"It's All About The Game"

Wise elbows its way to 'chip






Ron Bailey, Publisher

Season dedicated to coach who passed.


March 16, 2014 - During the first quarter of Wise's dominating 70-43 Maryland State Class 4A Championship win, the Pumas couldn't be stopped. Time and again mid-range and post up shot were being canned. The first quarter ended as an 22-7 Wise advantage over Whittman.

Fueling their destruction was elbow work. Not the physical kind, though the Pumas were stout defensively and on the boards. They crushed the Vikings the easy way, taking what was given. In the half court, that would be shots from the elbow/extended area.

"They were fantastic. Everything they did worked" said Whittman's head coach Chris Lun. His team's "game plan was to force them to hit those shots because versus Springbrook" in state semifinal play "what we saw they didn't shoot particularly well".

Devin 'Love' Moore, doing work inside.

The initial Whittman defensive deployment was a 2-3 zone, which classically can be susceptible to elbow work, either shots or passes. The Pumas did just that, including sinking jump shots and finding open teammates, either on the perimeter/wings or around the cup in high-low looks.

Senior point guard Justice Sneed (seven points, five assists) said of their mid-range shooting "In practice, we put up a hundred of those shots each person. We were just knocking them down".

Senior forward Devin Moore scored repeatedly around the cup, along the way to 14 points. Junior big man Trevor Brown came off the bench and lit it up, in route to 15 points on 6-6 shooting, while also pulling down five boards. Senior Lavonte Sanders went 5-7 and finished with 13 points.

"We were worried about '5', (senior) Micah Till, we know what he could do" admitted Lun. "Other guys were stepping out and hitting shots. And once that happened it was just like a steam roll. They were very, very good".

Switching defenses did little for Wittman (21-7), as Wise, which shot 54.3% from the field despite only making 1-6 three pointers kept pouring in buckets. "I think we tried everything" said Lun. ". It was 2-3, we went to a 3-2 where we trap, a 3-2 where we don't. Man defense where we sag off, man defense where we try and force a little bit more pressure. To they're credit everything we tried they beat...they absolutely deserved to be the champions".

That execution extended to both sides of the floor; Whittman finished at 27.7% shooting, and 1-17 from three point land (5.9%). Stopping the long ball was key game plan point for Wise, leading Sneed to share "We had prepared for them so well...We knew they lived and died on threes. So if we stepped up and contested their shooters, they wouldn't have anything else".

The Vikings were led in scoring by center Josh Fried's 12 points; he also paced the game with seven boards.
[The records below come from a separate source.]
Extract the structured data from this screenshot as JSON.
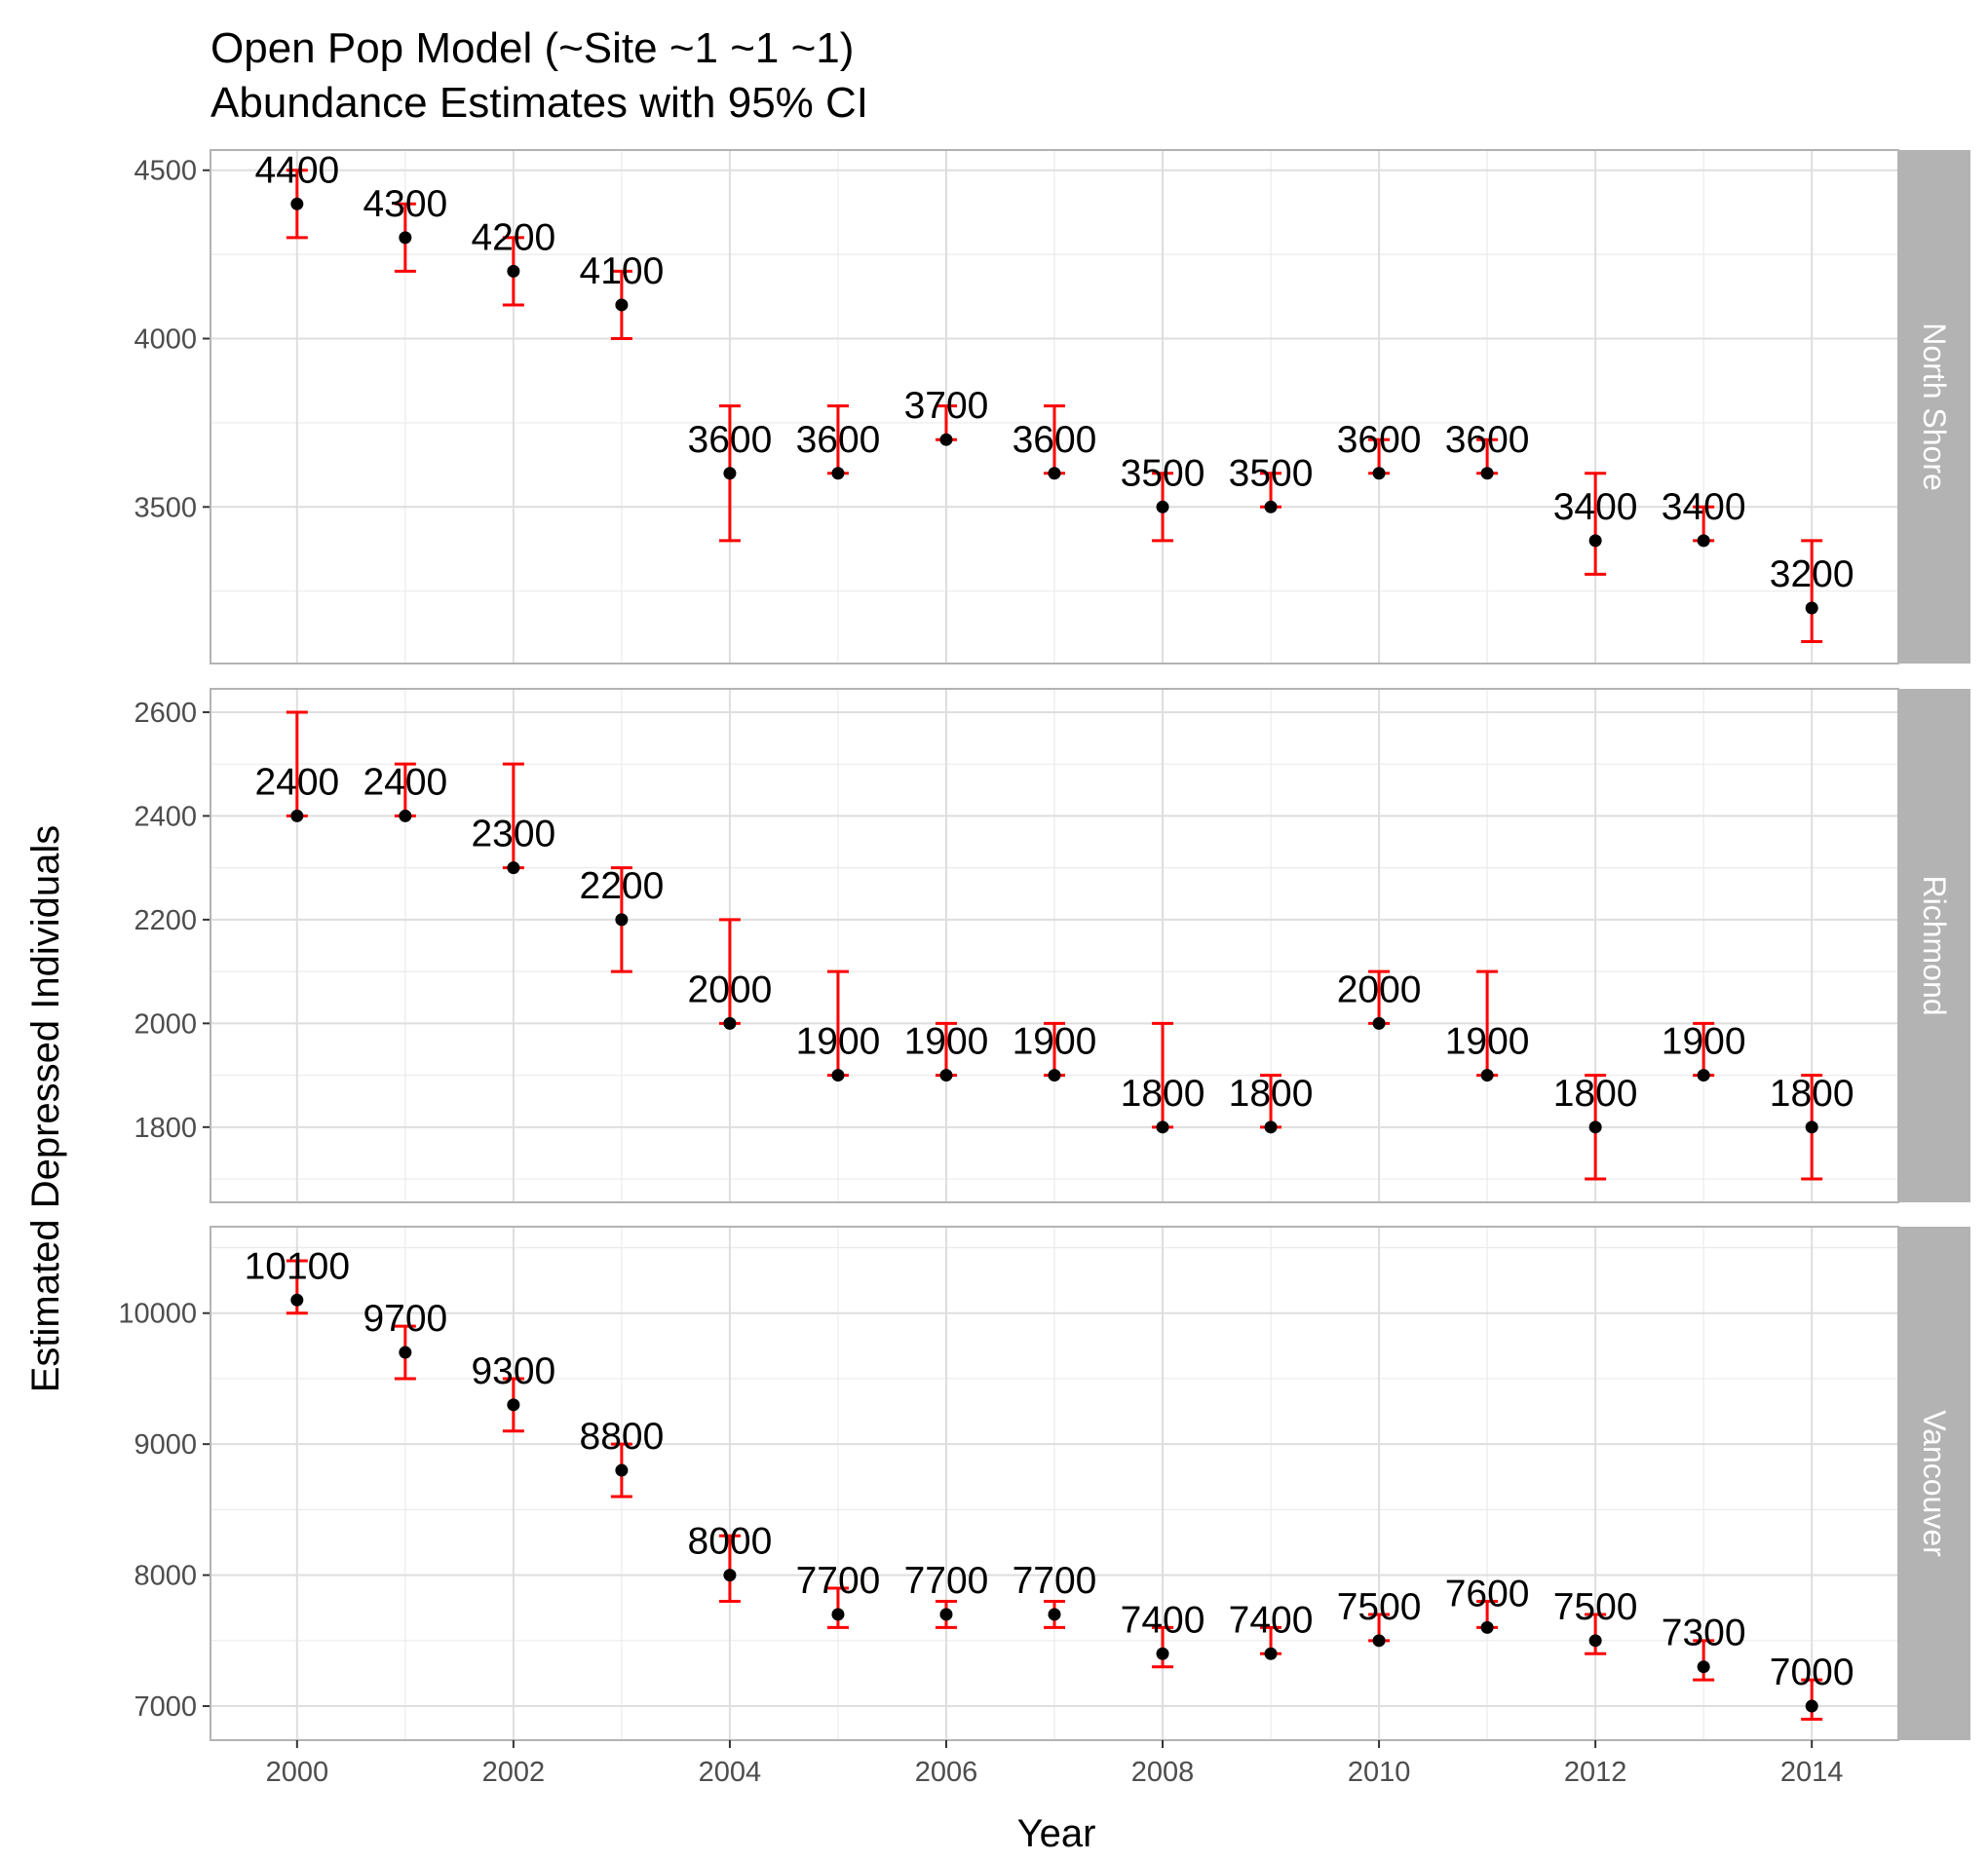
{
  "chart_data": {
    "type": "scatter",
    "title": "Open Pop Model (~Site ~1 ~1 ~1)",
    "subtitle": "Abundance Estimates with 95% CI",
    "xlabel": "Year",
    "ylabel": "Estimated Depressed Individuals",
    "x_ticks": [
      "2000",
      "2002",
      "2004",
      "2006",
      "2008",
      "2010",
      "2012",
      "2014"
    ],
    "xlim": [
      1999.2,
      2014.8
    ],
    "grid": true,
    "point_color": "#000000",
    "errorbar_color": "#ff0000",
    "strip_color": "#b3b3b3",
    "panels": [
      {
        "facet": "North Shore",
        "ylim": [
          3035,
          4560
        ],
        "y_ticks": [
          "3500",
          "4000",
          "4500"
        ],
        "points": [
          {
            "x": 2000,
            "y": 4400,
            "lo": 4300,
            "hi": 4500,
            "label": "4400"
          },
          {
            "x": 2001,
            "y": 4300,
            "lo": 4200,
            "hi": 4400,
            "label": "4300"
          },
          {
            "x": 2002,
            "y": 4200,
            "lo": 4100,
            "hi": 4300,
            "label": "4200"
          },
          {
            "x": 2003,
            "y": 4100,
            "lo": 4000,
            "hi": 4200,
            "label": "4100"
          },
          {
            "x": 2004,
            "y": 3600,
            "lo": 3400,
            "hi": 3800,
            "label": "3600"
          },
          {
            "x": 2005,
            "y": 3600,
            "lo": 3600,
            "hi": 3800,
            "label": "3600"
          },
          {
            "x": 2006,
            "y": 3700,
            "lo": 3700,
            "hi": 3800,
            "label": "3700"
          },
          {
            "x": 2007,
            "y": 3600,
            "lo": 3600,
            "hi": 3800,
            "label": "3600"
          },
          {
            "x": 2008,
            "y": 3500,
            "lo": 3400,
            "hi": 3600,
            "label": "3500"
          },
          {
            "x": 2009,
            "y": 3500,
            "lo": 3500,
            "hi": 3600,
            "label": "3500"
          },
          {
            "x": 2010,
            "y": 3600,
            "lo": 3600,
            "hi": 3700,
            "label": "3600"
          },
          {
            "x": 2011,
            "y": 3600,
            "lo": 3600,
            "hi": 3700,
            "label": "3600"
          },
          {
            "x": 2012,
            "y": 3400,
            "lo": 3300,
            "hi": 3600,
            "label": "3400"
          },
          {
            "x": 2013,
            "y": 3400,
            "lo": 3400,
            "hi": 3500,
            "label": "3400"
          },
          {
            "x": 2014,
            "y": 3200,
            "lo": 3100,
            "hi": 3400,
            "label": "3200"
          }
        ]
      },
      {
        "facet": "Richmond",
        "ylim": [
          1655,
          2645
        ],
        "y_ticks": [
          "1800",
          "2000",
          "2200",
          "2400",
          "2600"
        ],
        "points": [
          {
            "x": 2000,
            "y": 2400,
            "lo": 2400,
            "hi": 2600,
            "label": "2400"
          },
          {
            "x": 2001,
            "y": 2400,
            "lo": 2400,
            "hi": 2500,
            "label": "2400"
          },
          {
            "x": 2002,
            "y": 2300,
            "lo": 2300,
            "hi": 2500,
            "label": "2300"
          },
          {
            "x": 2003,
            "y": 2200,
            "lo": 2100,
            "hi": 2300,
            "label": "2200"
          },
          {
            "x": 2004,
            "y": 2000,
            "lo": 2000,
            "hi": 2200,
            "label": "2000"
          },
          {
            "x": 2005,
            "y": 1900,
            "lo": 1900,
            "hi": 2100,
            "label": "1900"
          },
          {
            "x": 2006,
            "y": 1900,
            "lo": 1900,
            "hi": 2000,
            "label": "1900"
          },
          {
            "x": 2007,
            "y": 1900,
            "lo": 1900,
            "hi": 2000,
            "label": "1900"
          },
          {
            "x": 2008,
            "y": 1800,
            "lo": 1800,
            "hi": 2000,
            "label": "1800"
          },
          {
            "x": 2009,
            "y": 1800,
            "lo": 1800,
            "hi": 1900,
            "label": "1800"
          },
          {
            "x": 2010,
            "y": 2000,
            "lo": 2000,
            "hi": 2100,
            "label": "2000"
          },
          {
            "x": 2011,
            "y": 1900,
            "lo": 1900,
            "hi": 2100,
            "label": "1900"
          },
          {
            "x": 2012,
            "y": 1800,
            "lo": 1700,
            "hi": 1900,
            "label": "1800"
          },
          {
            "x": 2013,
            "y": 1900,
            "lo": 1900,
            "hi": 2000,
            "label": "1900"
          },
          {
            "x": 2014,
            "y": 1800,
            "lo": 1700,
            "hi": 1900,
            "label": "1800"
          }
        ]
      },
      {
        "facet": "Vancouver",
        "ylim": [
          6740,
          10660
        ],
        "y_ticks": [
          "7000",
          "8000",
          "9000",
          "10000"
        ],
        "points": [
          {
            "x": 2000,
            "y": 10100,
            "lo": 10000,
            "hi": 10400,
            "label": "10100"
          },
          {
            "x": 2001,
            "y": 9700,
            "lo": 9500,
            "hi": 9900,
            "label": "9700"
          },
          {
            "x": 2002,
            "y": 9300,
            "lo": 9100,
            "hi": 9500,
            "label": "9300"
          },
          {
            "x": 2003,
            "y": 8800,
            "lo": 8600,
            "hi": 9000,
            "label": "8800"
          },
          {
            "x": 2004,
            "y": 8000,
            "lo": 7800,
            "hi": 8300,
            "label": "8000"
          },
          {
            "x": 2005,
            "y": 7700,
            "lo": 7600,
            "hi": 7900,
            "label": "7700"
          },
          {
            "x": 2006,
            "y": 7700,
            "lo": 7600,
            "hi": 7800,
            "label": "7700"
          },
          {
            "x": 2007,
            "y": 7700,
            "lo": 7600,
            "hi": 7800,
            "label": "7700"
          },
          {
            "x": 2008,
            "y": 7400,
            "lo": 7300,
            "hi": 7600,
            "label": "7400"
          },
          {
            "x": 2009,
            "y": 7400,
            "lo": 7400,
            "hi": 7600,
            "label": "7400"
          },
          {
            "x": 2010,
            "y": 7500,
            "lo": 7500,
            "hi": 7700,
            "label": "7500"
          },
          {
            "x": 2011,
            "y": 7600,
            "lo": 7600,
            "hi": 7800,
            "label": "7600"
          },
          {
            "x": 2012,
            "y": 7500,
            "lo": 7400,
            "hi": 7700,
            "label": "7500"
          },
          {
            "x": 2013,
            "y": 7300,
            "lo": 7200,
            "hi": 7500,
            "label": "7300"
          },
          {
            "x": 2014,
            "y": 7000,
            "lo": 6900,
            "hi": 7200,
            "label": "7000"
          }
        ]
      }
    ]
  }
}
Alex Lesley, a senior guard, followed him with six points.

Wise, 24-2 on the year is in the unique position of being both basketball and football champions in the same academic year. It's head coach, Rod Garner was thankful, saying "This whole season has been a special season", while later noting "we were determined to come here and play well".

Till, a standout tight end headed to NC State, finished with nine points, three rebounds and four assists Saturday, indicated "hard work and dedication to the team" were lessons brought from the gridiron. "So coming into this season, I knew right off the bat coming straight from football into basketball, I couldn't take any days off".

The in-season death of assistant coach Riley Gore motivated Wise. Gore, a long time basketball figure in PG County actually coached a 14 year old Garner. "To have him on our staff was an honor. He meant so much to a lot of people" said Garner. "When we found out during the season (he was gravely ill), it really hurt our kids. We watched him go through the things physically that he went through. We made it our business to honor this season for Coach Gore".

That they did, capping it off in a major way.